Valerie Strauss used her Washington Post column earlier this week to share FairTest’s proposal that we declare an indefinite moratorium on standardized testing so that districts could “…cut back their own test mandates (and) provide time and incentives for states and districts to revise their assessment and accountability programs.”
The most compelling argument for discontinuing the standardized testing regimen is offered in the concluding paragraph:
NAEP shows that overall gains in reading and math (since the advent of standardized testing) have just about halted. Progress toward closing achievement gaps has also slowed. Test-and-punish programs are wreaking havoc in many urban neighborhoods by contributing to school closures and resulting community destabilization.
A few days ago I shared a DRAFT of the ideal education platform in this blog that suggested a similar action. From my perspective the discontinuation of standardized testing with the exception of NAEP would give states the chance to use the Common Core as the basis for developing their own sets of standards and engage school leaders and parents in a dialogue about what measures are most important. This is echoed in FairTest’s proposal, which is summarized in the final sentence of the blog post:
The new (accountability0system would provide much stronger evidence of learning and progress, reveal far more about whether programs are working, and improve rather than undermine teaching and learning, for our most vulnerable children.
In closing, here is a reprint of the campaign position I would hope SOME Presidential candidate will take in the run up to 2016. Which ever candidate does so will get at least one volunteer in NH who will knock on doors and make phone calls.

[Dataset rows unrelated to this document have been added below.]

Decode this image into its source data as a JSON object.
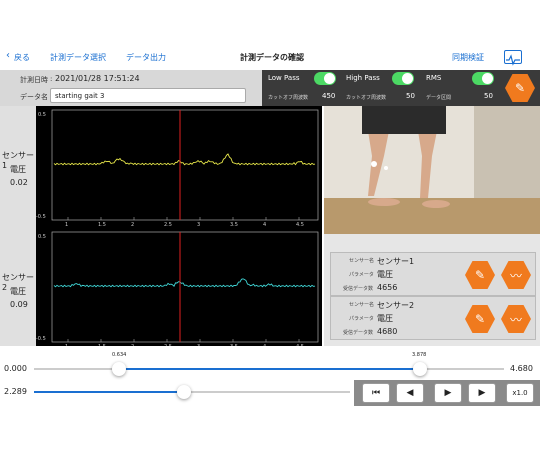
{
  "nav": {
    "back": "戻る",
    "select": "計測データ選択",
    "export": "データ出力",
    "title": "計測データの確認",
    "sync": "同期検証"
  },
  "info": {
    "datetime_label": "計測日時",
    "datetime": "2021/01/28 17:51:24",
    "name_label": "データ名",
    "name_value": "starting gait 3"
  },
  "filters": {
    "low": "Low Pass",
    "high": "High Pass",
    "rms": "RMS",
    "cutoff_low_label": "カットオフ周波数",
    "cutoff_low": "450",
    "cutoff_high_label": "カットオフ周波数",
    "cutoff_high": "50",
    "interval_label": "データ区間",
    "interval": "50"
  },
  "sensors": [
    {
      "side_name": "センサー1",
      "side_param": "電圧",
      "side_value": "0.02",
      "card_name_label": "センサー名",
      "card_name": "センサー1",
      "card_param_label": "パラメータ",
      "card_param": "電圧",
      "card_count_label": "受信データ数",
      "card_count": "4656"
    },
    {
      "side_name": "センサー2",
      "side_param": "電圧",
      "side_value": "0.09",
      "card_name_label": "センサー名",
      "card_name": "センサー2",
      "card_param_label": "パラメータ",
      "card_param": "電圧",
      "card_count_label": "受信データ数",
      "card_count": "4680"
    }
  ],
  "plot1": {
    "ymax": "0.5",
    "ymin": "-0.5",
    "xticks": [
      "1",
      "1.5",
      "2",
      "2.5",
      "3",
      "3.5",
      "4",
      "4.5"
    ]
  },
  "plot2": {
    "ymax": "0.5",
    "ymin": "-0.5",
    "xticks": [
      "1",
      "1.5",
      "2",
      "2.5",
      "3",
      "3.5",
      "4",
      "4.5"
    ]
  },
  "range": {
    "start": "0.000",
    "end": "4.680",
    "lo": "0.634",
    "hi": "3.878",
    "current": "2.289"
  },
  "playback": {
    "speed": "x1.0"
  },
  "colors": {
    "trace1": "#e8e84a",
    "trace2": "#40d8d8",
    "cursor": "#e02020",
    "accent": "#f07a1e",
    "toggle": "#4cd964"
  }
}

- Discontinue the use of standardized tests as the primary metric for rating schools. By now parents, teachers and voters are fully aware of the misuse of standardized testing in our public schools. They realize how demoralizing this testing is for teachers, school communities, and—most dishearteningly— for students. The use of standardized achievement tests to rate schools is narrowing the curriculum by pushing out subjects that cannot be tested inexpensively. This emphasis on testing dehumanizes the school by making the preparation for tests the focal point of classroom instruction. Worst of all, the testing provides the public with misleading, meaningless, and seemingly precise data that fails to measure the true value of schooling. The test results do accomplish one thing: they help persuade the public that our public schools are failing. If elected I will suspend the testing mandated by Race To The Top and issue a waiver exempting school districts from all tests mandated by No Child Left Behind. In place of these tests, I will direct the Secretary of Education to work with practitioners, post secondary institution leaders, and business leaders to devise an accountability framework that each state will use to develop their own unique means of measuring school effectiveness. One size does not fit all in the classroom, and we’ve learned the hard way that one size does not fit all in public schools.